Schläft denn der Sportler immer noch nicht?

MARES

Es ist eines Soldaten unwürdig zu schlafen, wenn er seinen Kaiser in Not weiß.

ROMULUS

Das Pflichtbewußtsein meiner Offiziere fängt an, mir lästig zu werden.

Die Kaiserin erhebt sich.

JULIA

Romulus!

ROMULUS

Liebste Julia?

JULIA

Gleich wirst du den Spurius Titus Mamma empfangen.

Pyramus flüstert dem Kaiser etwas ins Ohr.

ROMULUS

Das ist ganz unnötig, Frau. Eben meldet Pyramus, Odoaker habe ein drittes Ei gelegt.

JULIA

Romulus, dein Reich wankt, deine Soldaten opfern sich, und du sprichst unablässig von deinem Federvieh!

ROMULUS

Das ist völlig legitim, seit die Gänse das Kapitol gerettet haben. Ich brauche Spurius Titus Mamma nicht mehr. Der Germanenfürst Odoaker hat Pavia erobert, denn das Huhn seines Namens hat drei Eier gelegt. So viel Übereinstimmung ist noch in der Natur, oder es gibt keine Weltordnung.

Bestürzung.

REA

Mein Vater!

JULIA

Das ist nicht wahr!

MARES

Es ist leider die Wahrheit, Majestät. Pavia ist gefallen. Rom erlitt die bitterste Niederlage seiner Geschichte. Der Präfekt überbrachte die letzten Worte des Feldherrn Orestes, der mit seinem ganzen Heere in germanische Gefangenschaft fiel.

ROMULUS

Ich kenne die letzten Worte meiner Feldherren, bevor sie in germanische Gefangenschaft fallen: Solange noch eine Ader in uns lebt, gibt keiner nach. Das hat noch jeder gesagt. Melde dem Präfekten der Reiterei, Kriegsminister, er solle sich endgültig schlafen legen.

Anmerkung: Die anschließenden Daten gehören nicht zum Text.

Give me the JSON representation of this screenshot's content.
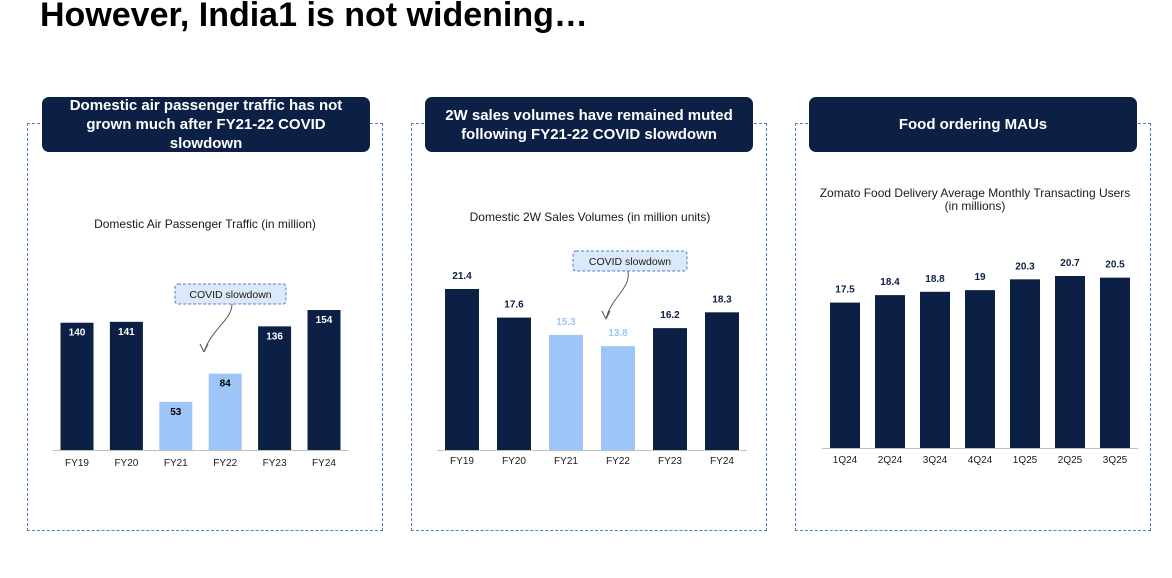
{
  "page": {
    "title": "However, India1 is not widening…"
  },
  "colors": {
    "dark": "#0c1f45",
    "light": "#9ec5f8",
    "callout_bg": "#dce9fb",
    "border": "#4a7fd0"
  },
  "panels": [
    {
      "header": "Domestic air passenger traffic has not grown much after FY21-22 COVID slowdown"
    },
    {
      "header": "2W sales volumes have remained muted following FY21-22 COVID slowdown"
    },
    {
      "header": "Food ordering MAUs"
    }
  ],
  "chart_data": [
    {
      "type": "bar",
      "title": "Domestic Air Passenger Traffic (in million)",
      "categories": [
        "FY19",
        "FY20",
        "FY21",
        "FY22",
        "FY23",
        "FY24"
      ],
      "values": [
        140,
        141,
        53,
        84,
        136,
        154
      ],
      "labels": [
        "140",
        "141",
        "53",
        "84",
        "136",
        "154"
      ],
      "highlighted": [
        "FY21",
        "FY22"
      ],
      "annotation": "COVID slowdown",
      "label_position": "inside",
      "ylim": [
        0,
        154
      ]
    },
    {
      "type": "bar",
      "title": "Domestic 2W Sales Volumes (in million units)",
      "categories": [
        "FY19",
        "FY20",
        "FY21",
        "FY22",
        "FY23",
        "FY24"
      ],
      "values": [
        21.4,
        17.6,
        15.3,
        13.8,
        16.2,
        18.3
      ],
      "labels": [
        "21.4",
        "17.6",
        "15.3",
        "13.8",
        "16.2",
        "18.3"
      ],
      "highlighted": [
        "FY21",
        "FY22"
      ],
      "annotation": "COVID slowdown",
      "label_position": "above",
      "ylim": [
        0,
        21.4
      ]
    },
    {
      "type": "bar",
      "title": "Zomato Food Delivery Average Monthly Transacting Users (in millions)",
      "title_lines": [
        "Zomato Food Delivery Average Monthly Transacting Users",
        "(in millions)"
      ],
      "categories": [
        "1Q24",
        "2Q24",
        "3Q24",
        "4Q24",
        "1Q25",
        "2Q25",
        "3Q25"
      ],
      "values": [
        17.5,
        18.4,
        18.8,
        19,
        20.3,
        20.7,
        20.5
      ],
      "labels": [
        "17.5",
        "18.4",
        "18.8",
        "19",
        "20.3",
        "20.7",
        "20.5"
      ],
      "highlighted": [],
      "label_position": "above",
      "ylim": [
        0,
        20.7
      ]
    }
  ]
}
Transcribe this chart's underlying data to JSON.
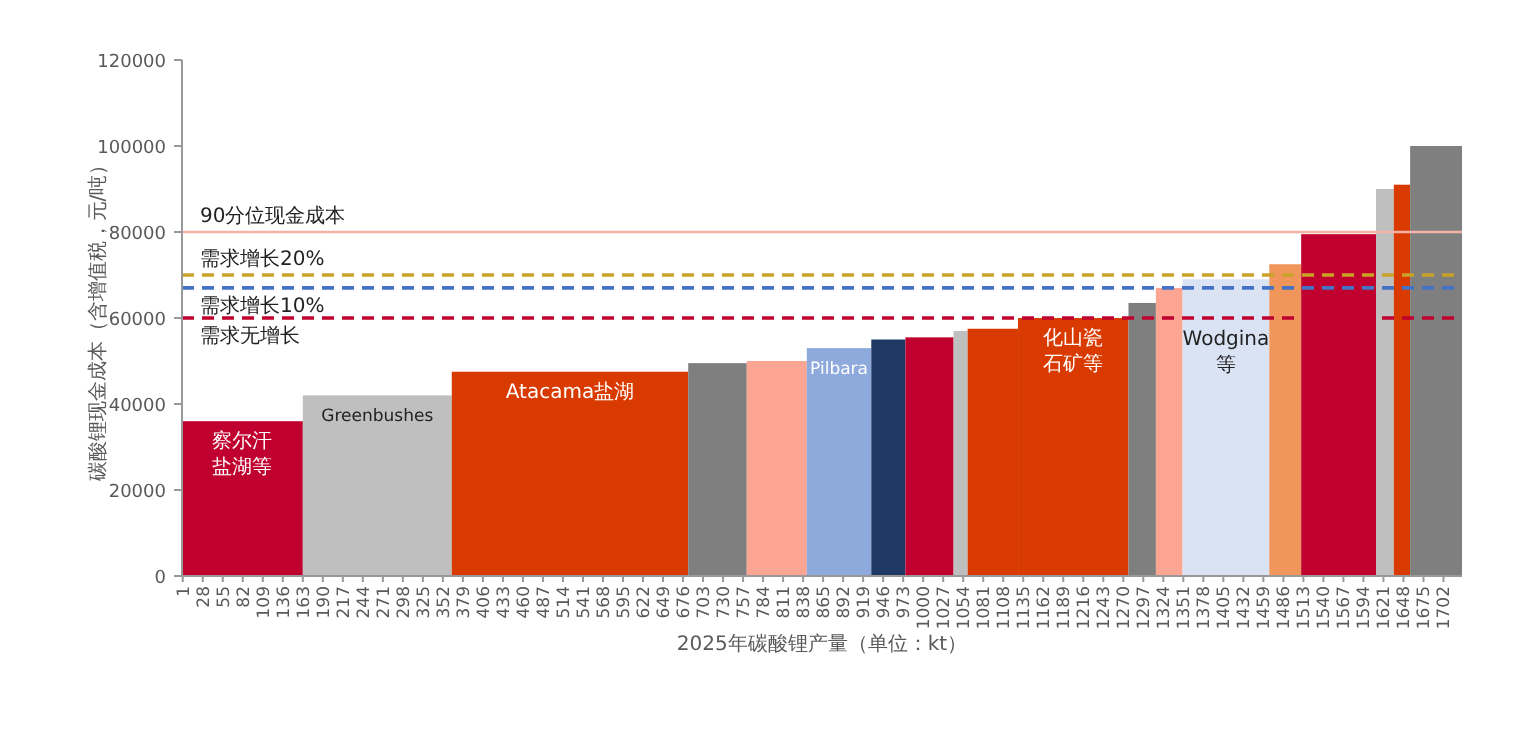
{
  "chart_data": {
    "type": "bar",
    "ylabel": "碳酸锂现金成本（含增值税，元/吨）",
    "xlabel": "2025年碳酸锂产量（单位：kt）",
    "x": [
      81.5,
      263.5,
      523.5,
      722.5,
      802.5,
      886.5,
      953,
      1008.5,
      1050.5,
      1094,
      1202.5,
      1295.5,
      1332,
      1408.5,
      1488.5,
      1560.5,
      1623,
      1646,
      1692
    ],
    "values": [
      36000,
      42000,
      47500,
      49500,
      50000,
      53000,
      55000,
      55500,
      57000,
      57500,
      60000,
      63500,
      67000,
      69000,
      72500,
      79500,
      90000,
      91000,
      100000
    ],
    "colors": [
      "#c0002f",
      "#bfbfbf",
      "#d93a00",
      "#7f7f7f",
      "#fba592",
      "#8eaadc",
      "#1f3864",
      "#c0002f",
      "#bfbfbf",
      "#d93a00",
      "#d93a00",
      "#7f7f7f",
      "#fba592",
      "#dae3f3",
      "#f0965a",
      "#c0002f",
      "#bfbfbf",
      "#d93a00",
      "#7f7f7f"
    ],
    "xlim": [
      0,
      1727
    ],
    "xticks": [
      1,
      28,
      55,
      82,
      109,
      136,
      163,
      190,
      217,
      244,
      271,
      298,
      325,
      352,
      379,
      406,
      433,
      460,
      487,
      514,
      541,
      568,
      595,
      622,
      649,
      676,
      703,
      730,
      757,
      784,
      811,
      838,
      865,
      892,
      919,
      946,
      973,
      1000,
      1027,
      1054,
      1081,
      1108,
      1135,
      1162,
      1189,
      1216,
      1243,
      1270,
      1297,
      1324,
      1351,
      1378,
      1405,
      1432,
      1459,
      1486,
      1513,
      1540,
      1567,
      1594,
      1621,
      1648,
      1675,
      1702
    ],
    "ylim": [
      0,
      120000
    ],
    "yticks": [
      0,
      20000,
      40000,
      60000,
      80000,
      100000,
      120000
    ],
    "ref_lines": [
      {
        "axis": "y",
        "value": 80000,
        "label": "90分位现金成本",
        "color": "#f4b3a5",
        "line_style": "solid"
      },
      {
        "axis": "y",
        "value": 70000,
        "label": "需求增长20%",
        "color": "#c9a227",
        "line_style": "dashed"
      },
      {
        "axis": "y",
        "value": 67000,
        "label": "需求增长10%",
        "color": "#4472c4",
        "line_style": "dashed"
      },
      {
        "axis": "y",
        "value": 60000,
        "label": "需求无增长",
        "color": "#c0002f",
        "line_style": "dashed"
      }
    ],
    "annotations": [
      {
        "text": "察尔汗盐湖等",
        "x": 81.5,
        "y": 36000
      },
      {
        "text": "Greenbushes",
        "x": 263.5,
        "y": 42000
      },
      {
        "text": "Atacama盐湖",
        "x": 523.5,
        "y": 47500
      },
      {
        "text": "Pilbara",
        "x": 886.5,
        "y": 53000
      },
      {
        "text": "化山瓷石矿等",
        "x": 1202.5,
        "y": 60000
      },
      {
        "text": "Wodgina等",
        "x": 1408.5,
        "y": 69000
      }
    ]
  }
}
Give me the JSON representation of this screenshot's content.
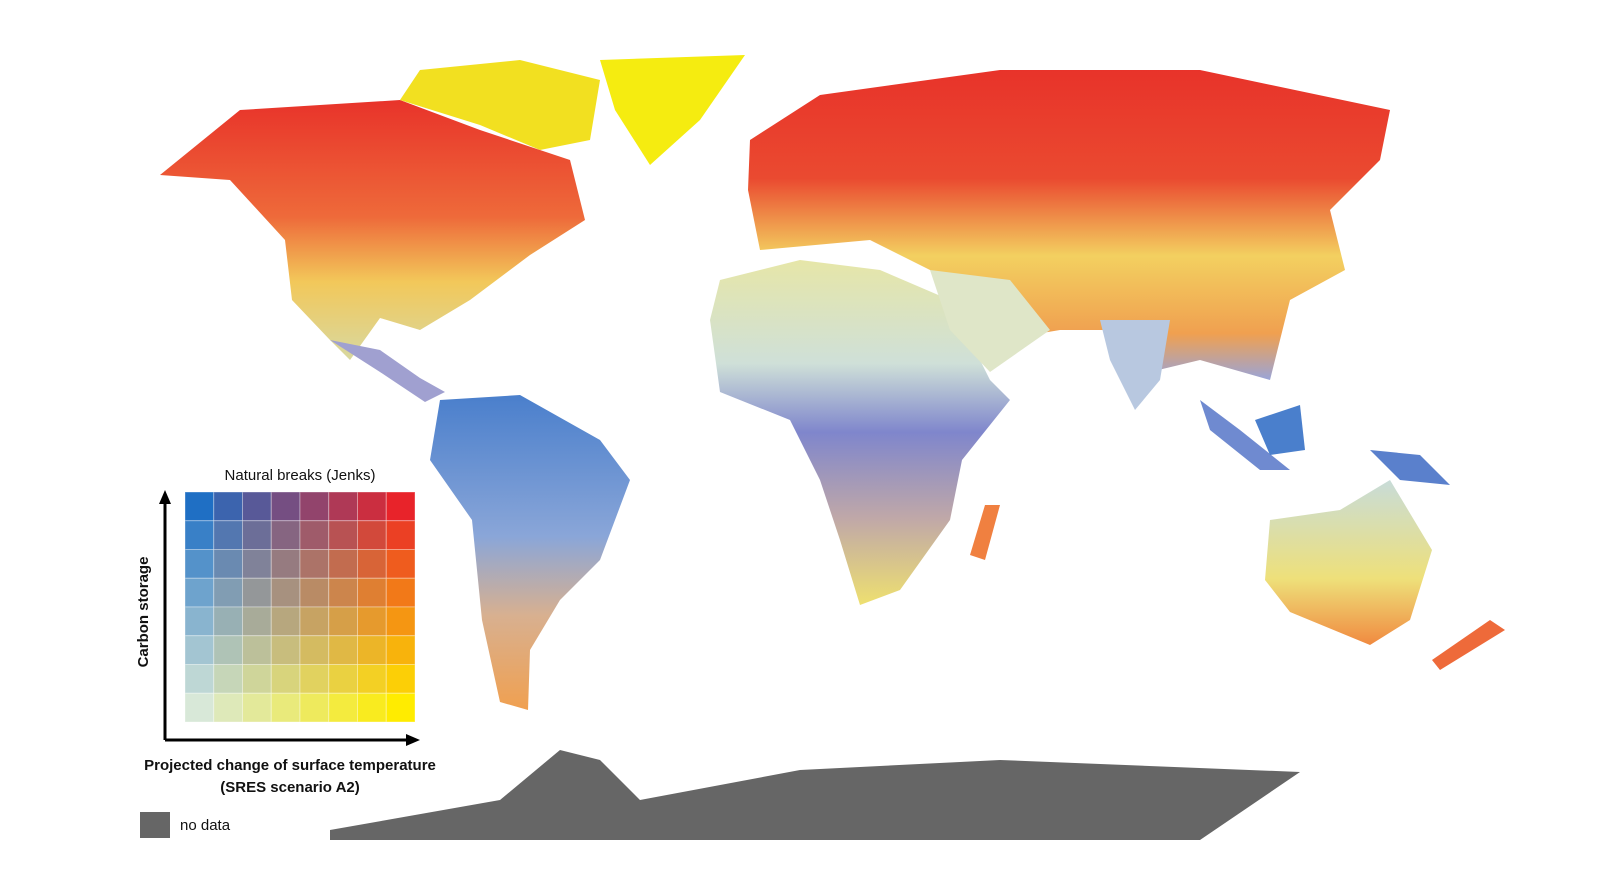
{
  "legend": {
    "title": "Natural breaks (Jenks)",
    "y_label": "Carbon storage",
    "x_label": [
      "Projected change of surface temperature",
      "(SRES scenario A2)"
    ],
    "no_data": "no data"
  }
}
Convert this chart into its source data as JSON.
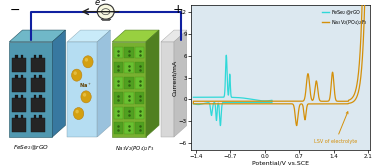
{
  "xlabel": "Potential/V vs.SCE",
  "ylabel": "Current/mA",
  "xlim": [
    -1.5,
    2.15
  ],
  "ylim": [
    -7,
    13
  ],
  "yticks": [
    -6,
    -3,
    0,
    3,
    6,
    9,
    12
  ],
  "xticks": [
    -1.4,
    -0.7,
    0.0,
    0.7,
    1.4,
    2.1
  ],
  "cyan_color": "#30D8D8",
  "orange_color": "#D4900A",
  "plot_bg": "#DCE8F0",
  "legend_cyan": "FeSe$_2$@rGO",
  "legend_orange": "Na$_3$V$_2$(PO$_4$)$_2$F$_3$",
  "annotation": "LSV of electrolyte",
  "left_bg": "#C8E8F4",
  "anode_face": "#4090A0",
  "cathode_face": "#70B840",
  "electrolyte_face": "#90C8E0",
  "dark_electrode": "#303030",
  "wire_color": "#1020A0",
  "label_fese": "FeSe$_2$@rGO",
  "label_na": "Na$_3$V$_2$(PO$_4$)$_2$F$_3$"
}
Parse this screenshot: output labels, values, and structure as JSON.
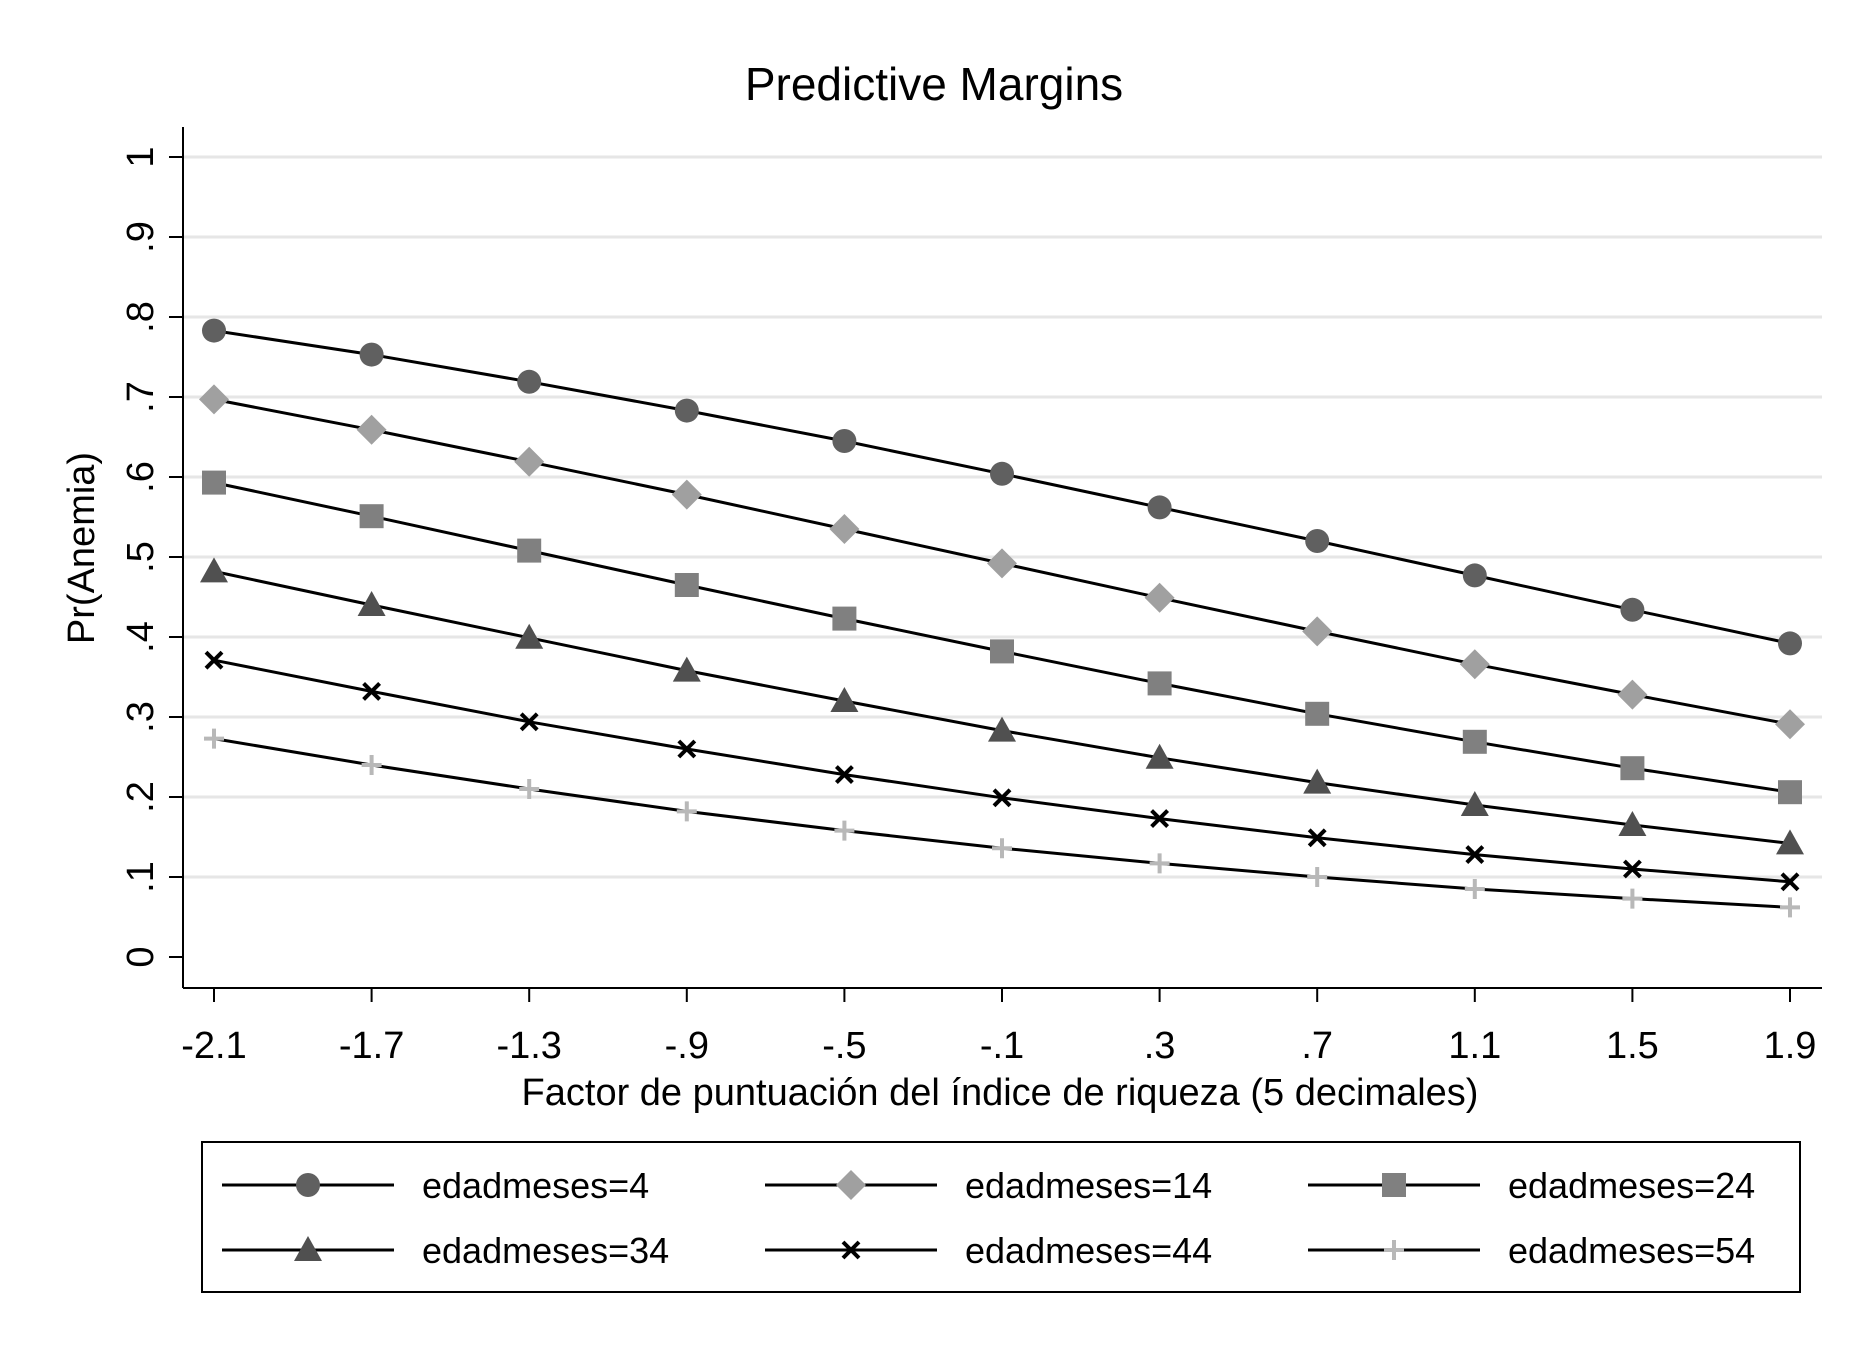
{
  "chart_data": {
    "type": "line",
    "title": "Predictive Margins",
    "xlabel": "Factor de puntuación del índice de riqueza (5 decimales)",
    "ylabel": "Pr(Anemia)",
    "x": [
      -2.1,
      -1.7,
      -1.3,
      -0.9,
      -0.5,
      -0.1,
      0.3,
      0.7,
      1.1,
      1.5,
      1.9
    ],
    "x_tick_labels": [
      "-2.1",
      "-1.7",
      "-1.3",
      "-.9",
      "-.5",
      "-.1",
      ".3",
      ".7",
      "1.1",
      "1.5",
      "1.9"
    ],
    "y_ticks": [
      0,
      0.1,
      0.2,
      0.3,
      0.4,
      0.5,
      0.6,
      0.7,
      0.8,
      0.9,
      1
    ],
    "y_tick_labels": [
      "0",
      ".1",
      ".2",
      ".3",
      ".4",
      ".5",
      ".6",
      ".7",
      ".8",
      ".9",
      "1"
    ],
    "xlim": [
      -2.1,
      1.9
    ],
    "ylim": [
      0,
      1
    ],
    "grid": "horizontal",
    "legend_position": "bottom",
    "series": [
      {
        "name": "edadmeses=4",
        "marker": "circle",
        "color": "#606060",
        "values": [
          0.783,
          0.753,
          0.719,
          0.683,
          0.645,
          0.604,
          0.562,
          0.52,
          0.477,
          0.434,
          0.392
        ]
      },
      {
        "name": "edadmeses=14",
        "marker": "diamond",
        "color": "#a0a0a0",
        "values": [
          0.697,
          0.659,
          0.619,
          0.578,
          0.535,
          0.492,
          0.449,
          0.407,
          0.366,
          0.328,
          0.291
        ]
      },
      {
        "name": "edadmeses=24",
        "marker": "square",
        "color": "#808080",
        "values": [
          0.593,
          0.551,
          0.508,
          0.465,
          0.423,
          0.382,
          0.342,
          0.304,
          0.269,
          0.236,
          0.206
        ]
      },
      {
        "name": "edadmeses=34",
        "marker": "triangle",
        "color": "#505050",
        "values": [
          0.482,
          0.44,
          0.399,
          0.358,
          0.32,
          0.283,
          0.249,
          0.218,
          0.19,
          0.165,
          0.142
        ]
      },
      {
        "name": "edadmeses=44",
        "marker": "x",
        "color": "#000000",
        "values": [
          0.371,
          0.332,
          0.294,
          0.26,
          0.228,
          0.199,
          0.173,
          0.149,
          0.128,
          0.11,
          0.094
        ]
      },
      {
        "name": "edadmeses=54",
        "marker": "plus",
        "color": "#b8b8b8",
        "values": [
          0.273,
          0.24,
          0.21,
          0.182,
          0.158,
          0.136,
          0.117,
          0.1,
          0.085,
          0.073,
          0.062
        ]
      }
    ]
  }
}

Mares verneigt sich stumm und geht nach links hinaus.

JULIA

Du mußt etwas tun, Romulus, du mußt sofort etwas tun, sonst sind wir verloren!

ROMULUS

Ich werde heute nachmittag eine Proklamation an meine Soldaten entwerfen.

JULIA

Deine Legionen sind bis zum letzten Mann zu den Germanen übergelaufen.

ROMULUS

Dann werde ich Mares zum Reichsmarschall ernennen.

JULIA

Mares ist ein Trottel.

ROMULUS

Das stimmt, aber es fällt heutzutage auch keinem vernünftigen Menschen mehr ein, Kriegsminister des römischen Imperiums zu werden. Ich lasse ein Kommuniqué über meine gute Gesundheit veröffentlichen.

JULIA

Das nützt doch nichts!

ROMULUS

Du kannst von mir doch unmöglich verlangen, daß ich mehr tue als regieren, liebe Frau.

Apollyon ist von seiner Leiter gestiegen, hat sich dem Kaiser genähert und zeigt ihm eine Büste.

APOLLYON

Für diesen Ovid biete ich drei Goldstücke, Majestät.

ROMULUS

Vier. Ovid war ein großer Dichter.

JULIA

Was ist dies für ein Mensch, Romulus?

ROMULUS

Das ist der Kunsthändler Apollyon aus Syrakus, dem ich meine Büsten verkaufe.

JULIA

Du kannst doch unmöglich die bedeutenden Dichter, Denker und Staatsmänner von Roms großer Vergangenheit verschleudern!

ROMULUS

Wir haben Ausverkauf.

JULIA

Denke daran, daß diese Büsten das einzige sind, das dir mein Vater Valentinianus hinterlassen hat.

ROMULUS

Du bist ja auch noch da, liebe Frau.

REA

Ich halte das einfach nicht mehr aus! Sie steht auf.